Search code examples
sqlgoogle-bigquerylagskip

Skip specific rows using LAG in sql


I have a table that looks like this:

enter image description here

Using the LAG function in SQL, I would like to perform the LAG on only values where star_date=end_date and get the past previous start_date record where start_date=end_date. That my end table will have an extra column like this: enter image description here

I hope my question is clear, any help is appreciated.


Solution

  • You can assign a group to these values and use that:

    select t.*,
           (case when start_date = end_date
                 then lag(start_date) over (partition by (case when start_date = end_date then 1 else 0 end) order by start_date)
            end) as prev_eq_start_date
    from t;
    

    Or:

    select t.*,
           (case when start_date = end_date
                 then lag(start_date) over (partition by start_date = end_date order by start_date)
            end) as prev_eq_start_date
    from t;
    

    Note if you data is big and most rows have different dates, then you might have a resources issue.

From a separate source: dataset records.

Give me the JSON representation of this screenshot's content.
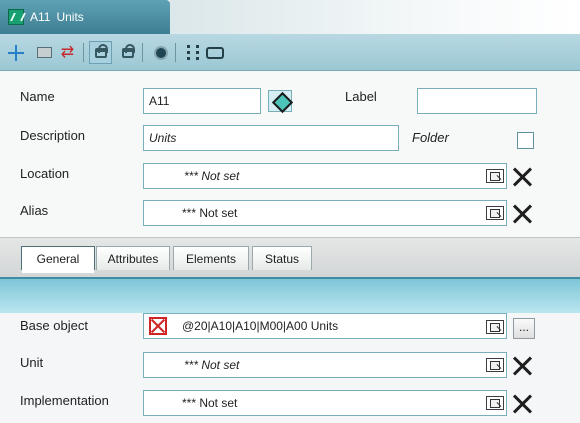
{
  "window": {
    "title_primary": "A11",
    "title_secondary": "Units"
  },
  "toolbar": {
    "icons": [
      "crosshair-icon",
      "folder-icon",
      "arrow-icon",
      "lock-icon",
      "lock-icon",
      "circle-icon",
      "bars-icon",
      "database-icon"
    ]
  },
  "form": {
    "name_label": "Name",
    "name_value": "A11",
    "label_label": "Label",
    "label_value": "",
    "description_label": "Description",
    "description_value": "Units",
    "folder_label": "Folder",
    "location_label": "Location",
    "location_value": "*** Not set",
    "alias_label": "Alias",
    "alias_value": "*** Not set"
  },
  "tabs": {
    "general": "General",
    "attributes": "Attributes",
    "elements": "Elements",
    "status": "Status"
  },
  "general": {
    "base_object_label": "Base object",
    "base_object_value": "@20|A10|A10|M00|A00   Units",
    "ellipsis_label": "...",
    "unit_label": "Unit",
    "unit_value": "*** Not set",
    "implementation_label": "Implementation",
    "implementation_value": "*** Not set"
  },
  "colors": {
    "tab_header": "#3f7f93",
    "toolbar": "#9bc8d4",
    "field_border": "#7aaeb9",
    "error_red": "#cf2525"
  }
}
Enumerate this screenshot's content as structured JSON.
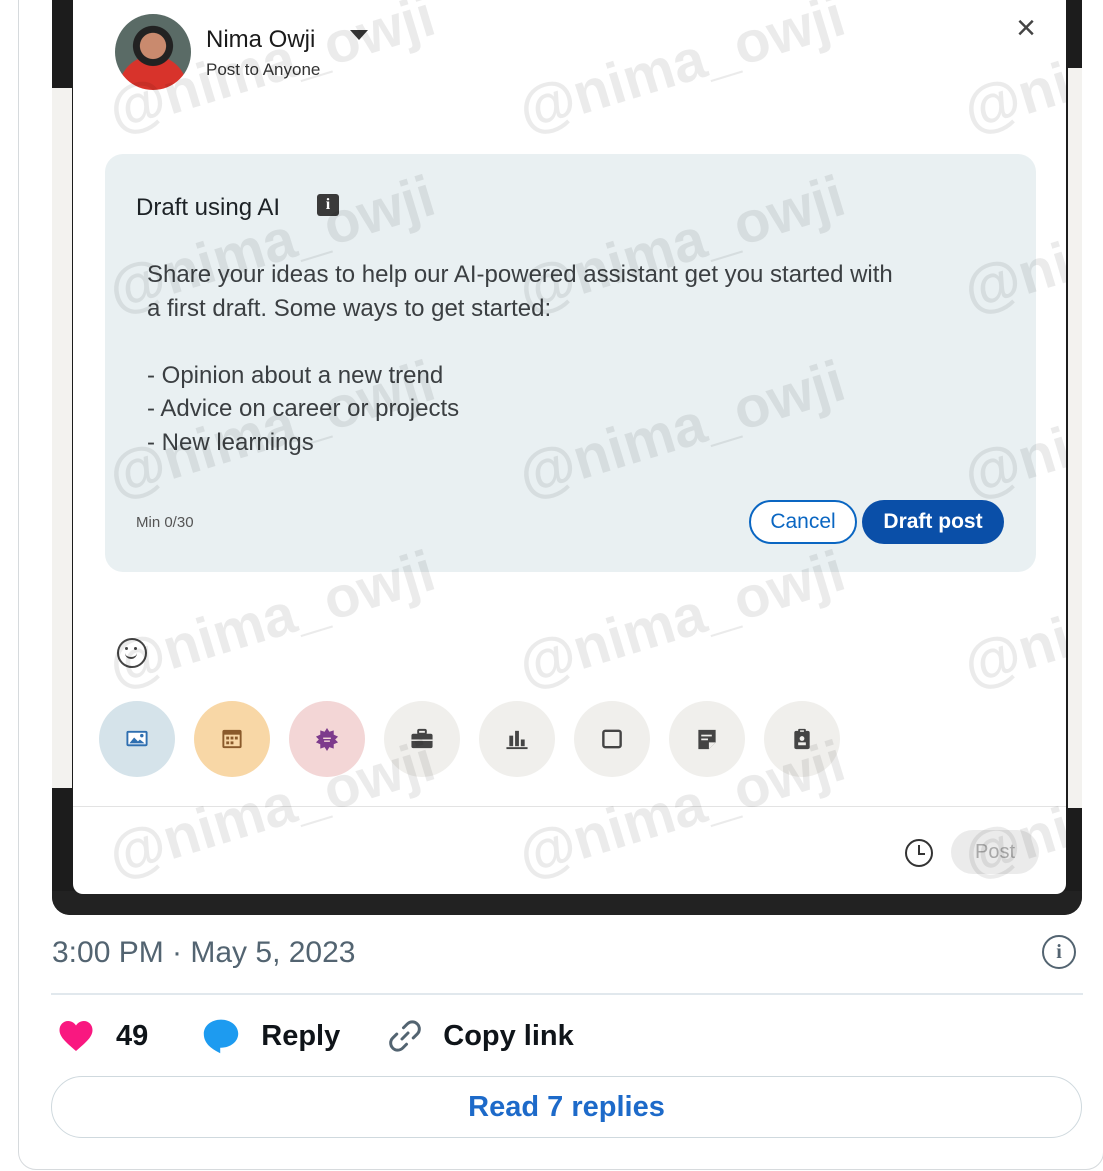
{
  "composer": {
    "author_name": "Nima Owji",
    "visibility": "Post to Anyone",
    "ai_draft": {
      "title": "Draft using AI",
      "info_glyph": "i",
      "prompt_text": "Share your ideas to help our AI-powered assistant get you started with\na first draft. Some ways to get started:\n\n- Opinion about a new trend\n- Advice on career or projects\n- New learnings",
      "char_counter": "Min 0/30",
      "cancel_label": "Cancel",
      "draft_label": "Draft post"
    },
    "toolbar": [
      {
        "icon": "image-icon",
        "bg": "#d5e3ea",
        "color": "#2f6fb0"
      },
      {
        "icon": "calendar-event-icon",
        "bg": "#f8d7a6",
        "color": "#8a5a2b"
      },
      {
        "icon": "celebrate-badge-icon",
        "bg": "#f3d6d6",
        "color": "#7d3a8c"
      },
      {
        "icon": "briefcase-icon",
        "bg": "#f0efec",
        "color": "#444444"
      },
      {
        "icon": "poll-chart-icon",
        "bg": "#f0efec",
        "color": "#444444"
      },
      {
        "icon": "document-icon",
        "bg": "#f0efec",
        "color": "#444444"
      },
      {
        "icon": "note-icon",
        "bg": "#f0efec",
        "color": "#444444"
      },
      {
        "icon": "clipboard-icon",
        "bg": "#f0efec",
        "color": "#444444"
      }
    ],
    "post_label": "Post"
  },
  "watermark": "@nima_owji",
  "tweet": {
    "timestamp": "3:00 PM · May 5, 2023",
    "like_count": "49",
    "reply_label": "Reply",
    "copy_link_label": "Copy link",
    "read_replies_label": "Read 7 replies"
  },
  "colors": {
    "linkedin_blue": "#0a66c2",
    "twitter_blue": "#1d9bf0",
    "like_pink": "#f91880"
  }
}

In this case, an additional, unused partition by key can help:

    select t.*,
           (case when start_date = end_date
                 then lag(start_date) over (partition by (case when start_date = end_date then 1 else 2 end), (case when start_date <> end_date then start_date end) order by start_date)
            end) as prev_eq_start_date
    from t;
    

    This has no impact on the result but it can avoid a resources error caused by too many rows with different values.